Question

level 4: open ended questions 2. sketch the graph of a single function with a domain (- ∞, ∞) that has all of the following characteristics: a. a cubic function b. inflection point at (2,5) c. decreasing and concave up on the interval (- ∞,2) d. decreasing and concave up on the interval (2,∞)

Explanation:

Step1: Recall cubic - function properties

A general cubic function is of the form $y = ax^{3}+bx^{2}+cx + d$. The second - derivative $y''$ determines concavity and the first - derivative $y'$ determines increasing/decreasing behavior.

Step2: Mark the inflection point

Plot the point $(2,5)$ on the graph.

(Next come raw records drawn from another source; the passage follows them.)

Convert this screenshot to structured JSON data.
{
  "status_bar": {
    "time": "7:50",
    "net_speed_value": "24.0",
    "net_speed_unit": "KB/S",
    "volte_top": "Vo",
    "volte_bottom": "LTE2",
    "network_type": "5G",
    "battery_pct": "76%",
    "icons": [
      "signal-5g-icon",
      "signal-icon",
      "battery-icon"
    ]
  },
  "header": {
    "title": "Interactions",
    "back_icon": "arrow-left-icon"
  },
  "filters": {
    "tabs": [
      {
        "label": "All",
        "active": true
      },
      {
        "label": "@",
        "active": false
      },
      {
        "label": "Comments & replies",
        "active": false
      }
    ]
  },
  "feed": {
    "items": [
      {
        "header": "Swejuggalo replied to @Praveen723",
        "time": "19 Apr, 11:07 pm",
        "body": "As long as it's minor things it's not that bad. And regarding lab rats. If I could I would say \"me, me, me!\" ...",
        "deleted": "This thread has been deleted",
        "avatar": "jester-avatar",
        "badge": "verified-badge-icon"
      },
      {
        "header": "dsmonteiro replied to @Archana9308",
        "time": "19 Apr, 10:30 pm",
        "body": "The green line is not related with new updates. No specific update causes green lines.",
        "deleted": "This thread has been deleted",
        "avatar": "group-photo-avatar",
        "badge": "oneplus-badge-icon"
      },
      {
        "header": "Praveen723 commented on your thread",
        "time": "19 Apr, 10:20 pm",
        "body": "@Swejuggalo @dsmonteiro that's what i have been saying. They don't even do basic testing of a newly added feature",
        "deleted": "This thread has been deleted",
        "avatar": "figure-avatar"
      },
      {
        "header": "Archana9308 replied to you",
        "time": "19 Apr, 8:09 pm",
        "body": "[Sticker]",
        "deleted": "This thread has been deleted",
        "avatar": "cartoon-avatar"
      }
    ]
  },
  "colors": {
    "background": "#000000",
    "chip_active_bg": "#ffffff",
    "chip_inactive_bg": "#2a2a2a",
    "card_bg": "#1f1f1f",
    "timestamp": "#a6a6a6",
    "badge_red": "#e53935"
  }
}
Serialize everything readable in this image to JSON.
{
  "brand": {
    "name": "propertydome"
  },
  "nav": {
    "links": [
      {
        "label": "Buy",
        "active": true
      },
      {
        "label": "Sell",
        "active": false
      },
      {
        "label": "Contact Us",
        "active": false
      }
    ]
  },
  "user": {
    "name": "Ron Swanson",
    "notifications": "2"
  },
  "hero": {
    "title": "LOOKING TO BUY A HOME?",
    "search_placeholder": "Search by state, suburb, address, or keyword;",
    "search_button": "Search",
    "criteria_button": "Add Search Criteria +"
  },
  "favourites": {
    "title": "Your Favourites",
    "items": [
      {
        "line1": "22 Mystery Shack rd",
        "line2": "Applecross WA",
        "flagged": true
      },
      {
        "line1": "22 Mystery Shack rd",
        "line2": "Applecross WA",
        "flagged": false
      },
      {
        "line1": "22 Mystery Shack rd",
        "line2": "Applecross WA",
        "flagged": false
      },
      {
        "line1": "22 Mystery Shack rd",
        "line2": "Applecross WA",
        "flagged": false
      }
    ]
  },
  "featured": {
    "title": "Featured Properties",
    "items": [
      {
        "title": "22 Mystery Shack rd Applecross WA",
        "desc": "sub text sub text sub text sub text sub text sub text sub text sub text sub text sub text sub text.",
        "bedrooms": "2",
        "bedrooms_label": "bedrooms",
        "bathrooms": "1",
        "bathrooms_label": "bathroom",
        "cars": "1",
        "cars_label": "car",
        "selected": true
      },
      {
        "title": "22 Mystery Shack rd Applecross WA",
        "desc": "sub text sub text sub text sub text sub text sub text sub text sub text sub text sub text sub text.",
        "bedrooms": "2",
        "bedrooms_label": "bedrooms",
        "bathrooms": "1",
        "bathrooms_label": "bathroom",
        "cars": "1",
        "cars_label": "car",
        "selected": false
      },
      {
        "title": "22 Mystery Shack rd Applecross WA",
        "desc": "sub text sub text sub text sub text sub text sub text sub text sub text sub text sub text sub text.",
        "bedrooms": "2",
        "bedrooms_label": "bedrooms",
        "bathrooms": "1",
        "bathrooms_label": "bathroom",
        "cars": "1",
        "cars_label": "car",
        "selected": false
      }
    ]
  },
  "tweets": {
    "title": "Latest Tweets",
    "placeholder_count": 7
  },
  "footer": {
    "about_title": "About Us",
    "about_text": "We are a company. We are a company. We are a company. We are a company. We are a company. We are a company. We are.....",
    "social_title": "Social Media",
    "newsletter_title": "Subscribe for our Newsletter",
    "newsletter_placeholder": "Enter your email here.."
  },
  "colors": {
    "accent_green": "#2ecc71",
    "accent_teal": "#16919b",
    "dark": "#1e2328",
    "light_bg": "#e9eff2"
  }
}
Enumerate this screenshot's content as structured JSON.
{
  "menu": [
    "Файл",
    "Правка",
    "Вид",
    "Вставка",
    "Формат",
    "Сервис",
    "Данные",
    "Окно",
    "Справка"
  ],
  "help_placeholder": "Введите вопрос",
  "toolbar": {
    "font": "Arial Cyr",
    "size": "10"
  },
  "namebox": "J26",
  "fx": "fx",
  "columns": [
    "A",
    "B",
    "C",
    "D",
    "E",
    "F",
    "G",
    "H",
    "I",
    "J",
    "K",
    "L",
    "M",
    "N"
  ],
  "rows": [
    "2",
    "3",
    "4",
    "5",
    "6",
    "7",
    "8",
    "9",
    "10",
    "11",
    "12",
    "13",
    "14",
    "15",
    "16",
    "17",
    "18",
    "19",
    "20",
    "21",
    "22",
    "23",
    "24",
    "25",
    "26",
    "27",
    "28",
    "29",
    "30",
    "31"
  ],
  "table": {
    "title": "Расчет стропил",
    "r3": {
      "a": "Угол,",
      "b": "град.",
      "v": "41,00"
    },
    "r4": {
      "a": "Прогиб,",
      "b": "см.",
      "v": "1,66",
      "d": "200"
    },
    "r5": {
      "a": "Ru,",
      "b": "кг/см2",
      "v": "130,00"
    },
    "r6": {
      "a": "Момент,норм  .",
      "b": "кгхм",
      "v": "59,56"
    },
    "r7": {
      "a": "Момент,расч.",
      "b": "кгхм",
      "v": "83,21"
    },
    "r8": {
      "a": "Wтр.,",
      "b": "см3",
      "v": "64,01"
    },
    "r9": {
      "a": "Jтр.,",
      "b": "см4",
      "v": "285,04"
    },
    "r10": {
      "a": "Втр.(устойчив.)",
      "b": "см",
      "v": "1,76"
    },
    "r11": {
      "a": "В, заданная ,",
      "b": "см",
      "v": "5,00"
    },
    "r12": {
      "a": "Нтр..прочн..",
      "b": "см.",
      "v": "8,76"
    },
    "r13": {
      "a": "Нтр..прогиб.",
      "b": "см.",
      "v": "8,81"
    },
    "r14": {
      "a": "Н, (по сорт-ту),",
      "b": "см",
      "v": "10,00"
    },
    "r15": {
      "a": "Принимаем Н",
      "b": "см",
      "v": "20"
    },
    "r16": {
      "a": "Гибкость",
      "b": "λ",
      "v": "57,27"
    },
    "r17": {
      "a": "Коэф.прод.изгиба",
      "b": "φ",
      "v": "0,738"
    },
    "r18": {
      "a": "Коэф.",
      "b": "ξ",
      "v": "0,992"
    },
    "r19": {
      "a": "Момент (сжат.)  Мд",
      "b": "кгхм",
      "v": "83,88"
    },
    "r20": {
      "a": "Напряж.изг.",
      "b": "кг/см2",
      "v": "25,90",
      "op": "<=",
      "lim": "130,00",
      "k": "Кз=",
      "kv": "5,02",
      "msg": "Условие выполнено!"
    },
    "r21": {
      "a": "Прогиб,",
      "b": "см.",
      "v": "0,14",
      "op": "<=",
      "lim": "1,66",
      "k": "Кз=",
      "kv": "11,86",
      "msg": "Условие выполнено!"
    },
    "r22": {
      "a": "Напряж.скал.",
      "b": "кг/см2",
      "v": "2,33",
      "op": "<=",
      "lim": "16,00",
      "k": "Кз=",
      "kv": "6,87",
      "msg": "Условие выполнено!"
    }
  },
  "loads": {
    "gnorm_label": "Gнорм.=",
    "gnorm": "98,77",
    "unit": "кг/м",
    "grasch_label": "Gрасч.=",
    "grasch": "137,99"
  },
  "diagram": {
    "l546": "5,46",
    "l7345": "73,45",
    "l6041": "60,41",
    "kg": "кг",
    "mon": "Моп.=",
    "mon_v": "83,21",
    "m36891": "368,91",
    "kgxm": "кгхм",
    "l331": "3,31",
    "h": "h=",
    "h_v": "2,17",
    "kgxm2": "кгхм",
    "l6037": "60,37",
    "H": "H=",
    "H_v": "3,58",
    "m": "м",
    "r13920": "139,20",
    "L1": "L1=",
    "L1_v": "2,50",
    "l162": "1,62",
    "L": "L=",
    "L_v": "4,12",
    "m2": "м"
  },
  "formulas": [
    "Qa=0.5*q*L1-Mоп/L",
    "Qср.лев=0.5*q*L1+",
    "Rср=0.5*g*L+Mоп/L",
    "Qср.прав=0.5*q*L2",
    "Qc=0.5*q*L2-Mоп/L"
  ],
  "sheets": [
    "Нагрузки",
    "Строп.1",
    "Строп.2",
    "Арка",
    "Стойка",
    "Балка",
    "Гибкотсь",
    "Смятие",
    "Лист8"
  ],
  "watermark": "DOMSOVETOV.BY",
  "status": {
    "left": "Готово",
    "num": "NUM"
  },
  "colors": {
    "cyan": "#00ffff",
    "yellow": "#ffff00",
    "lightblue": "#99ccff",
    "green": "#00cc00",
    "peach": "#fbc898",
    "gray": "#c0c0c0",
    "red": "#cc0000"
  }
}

Since it is an inflection point, the concavity changes at $x = 2$.

Step3: Sketch for $x<2$

For $x\in(-\infty,2)$, the function is decreasing ($y'<0$) and concave up ($y''>0$). So, draw a curve that is going downwards and curving upwards as it approaches $x = 2$ from the left.

Step4: Sketch for $x>2$

For $x\in(2,\infty)$, the function is decreasing ($y'<0$) and concave up ($y''>0$). So, draw a curve that is going downwards and curving upwards as it moves away from $x = 2$ to the right.

Answer:

A hand - sketched graph on the provided grid with an inflection point at $(2,5)$, decreasing and concave up on $(-\infty,2)$ and $(2,\infty)$.